Der Seidenstraßen-Effekt: Norwegen will ersten Schiffstunnel der Welt bauen

Während die EU fast nichts tut, um große Infrastrukturprojekte zu fördern, plant Norwegen den Bau des ersten Schiffstunnels der Welt, der für Schiffe bis 20.000 t geeignet sein wird. Der Tunnel wird durch die Halbinsel Stad führen und dient der Vermeidung des gefährlichen Stad-Meers (Stadhavet), wo Nordsee und Europäisches Nordmeer aneinander grenzen und wo seit 1945 schon 33 Menschen ertrunken sind. Der Tunnel wird durch einen 300 m hohen Berg gegraben, seine Länge beträgt 1,7 km, die Höhe 50 m (37 m über der Wasserlinie), die Breite 26,5 m, und er soll zwischen 70 und 120 Schiffe täglich bewältigen. Der Bau soll 2019 beginnen und 255 Mio. € kosten.

Das staatlich finanzierte Projekt, das vor allem die Sicherheit des Seeverkehrs an der norwegischen Küste verbessern soll, ist Ausdruck eines wiedergeweckten Interesses an neuer Infrastruktur – ein erfreulicher Nebeneffekt der Dynamik, die durch Chinas Seidenstraßenpolitik entsteht. Auch die beliebten 16.000 t-Post- und Touristenschiffe der „Hurtigruten“ werden den Tunnel nutzen können.

Der Projektmanager des Stad-Schiffstunnels, Terje Andreassen, erklärte gegenüber Strategic Alert Service, das Projekt sei Teil von Norwegens Nationalem Verkehrsplan 2017-30, der Ausgaben von fast 1 Billion Kronen (etwa 100 Mrd.€) über 12 Jahre vorsieht. Der Plan umfaßt einen bedeutenden Ausbau des intermodalen Transportsektors, mit vielen Neubauprojekten und Modernisierungen von Straßen, Eisenbahnen, Häfen und Küstentransport zur Verbesserung von Norwegens globaler Vernetzung. Im Rahmen des Programms wurde mit dem Bau des längsten Eisenbahntunnels Norwegens begonnen, einem 20 km langen Doppeltunnel, der die Bahnkapazität verdoppeln wird.
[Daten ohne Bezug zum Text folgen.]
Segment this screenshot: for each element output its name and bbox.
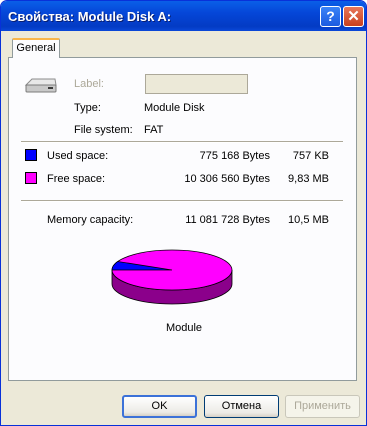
capacity-short: 10,5 MB: [288, 214, 329, 226]
type-value: Module Disk: [144, 102, 205, 114]
separator-top: [21, 141, 343, 143]
title-bar[interactable]: Свойства: Module Disk A: ? ✕: [1, 1, 366, 31]
window-title: Свойства: Module Disk A:: [8, 9, 172, 24]
filesystem-value: FAT: [144, 124, 164, 136]
free-space-caption: Free space:: [47, 173, 106, 185]
free-space-bytes: 10 306 560 Bytes: [184, 173, 270, 185]
close-button[interactable]: ✕: [343, 6, 364, 27]
type-caption: Type:: [74, 102, 101, 114]
filesystem-caption: File system:: [74, 124, 133, 136]
used-space-bytes: 775 168 Bytes: [199, 150, 270, 162]
capacity-bytes: 11 081 728 Bytes: [185, 214, 270, 226]
capacity-pie-chart: [111, 249, 233, 305]
drive-icon: [24, 78, 57, 93]
label-caption: Label:: [74, 78, 104, 90]
help-button[interactable]: ?: [320, 6, 341, 27]
tab-general[interactable]: General: [12, 38, 60, 58]
label-field: [145, 74, 248, 94]
used-space-swatch: [25, 149, 37, 161]
cancel-button[interactable]: Отмена: [204, 395, 279, 418]
ok-button[interactable]: OK: [122, 395, 197, 418]
apply-button: Применить: [285, 395, 360, 418]
used-space-short: 757 KB: [292, 150, 329, 162]
capacity-caption: Memory capacity:: [47, 214, 134, 226]
free-space-short: 9,83 MB: [288, 173, 329, 185]
general-panel: Label: Type: Module Disk File system: FA…: [8, 57, 357, 381]
separator-bottom: [21, 200, 343, 202]
free-space-swatch: [25, 172, 37, 184]
properties-dialog: Свойства: Module Disk A: ? ✕ General Lab…: [0, 0, 367, 426]
used-space-caption: Used space:: [47, 150, 109, 162]
pie-caption: Module: [165, 322, 203, 334]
Der Stad-Schiffstunnel (Stad Skipstunnel) wird nicht nur den Reedereien nutzen, sondern auch den beiden größten Wirtschaftszweigen des Landes, der Öl- und Gasförderung vor der Küste und dem Fischfang. Norwegen ist der zweitgrößte Fischexporteur der Welt, und zu dieser Industrie gehören große Fischfarmen, vor allem mit Lachs. Andreassen zufolge rechnet man damit, daß die Fischfarmen bis 2030 um das 4-5fache zunehmen werden. Der neue Tunnel wird eine sichere und pünktliche Lieferung von Lachs aus den Farmen südlich des Tunnels zu den Verarbeitungsfabriken nördlich davon gewährleisten. Auch die Ausfuhr von Frischfisch, besonders Kabeljau aus der Arktis und Lachs, dürfte wachsen.

Zu den Prioritäten der norwegischen Fischindustrie gehört heute der chinesische Markt. Von den 70.000 t Lachs, die China 2017 voraussichtlich importieren wird, werden 50.000 t aus Norwegen stammen. Das sind zwar nur 5% der gesamten Lachsexporte, aber es wird ein enormes Wachstum der chinesischen und allgemein der asiatischen Märkte prognostiziert.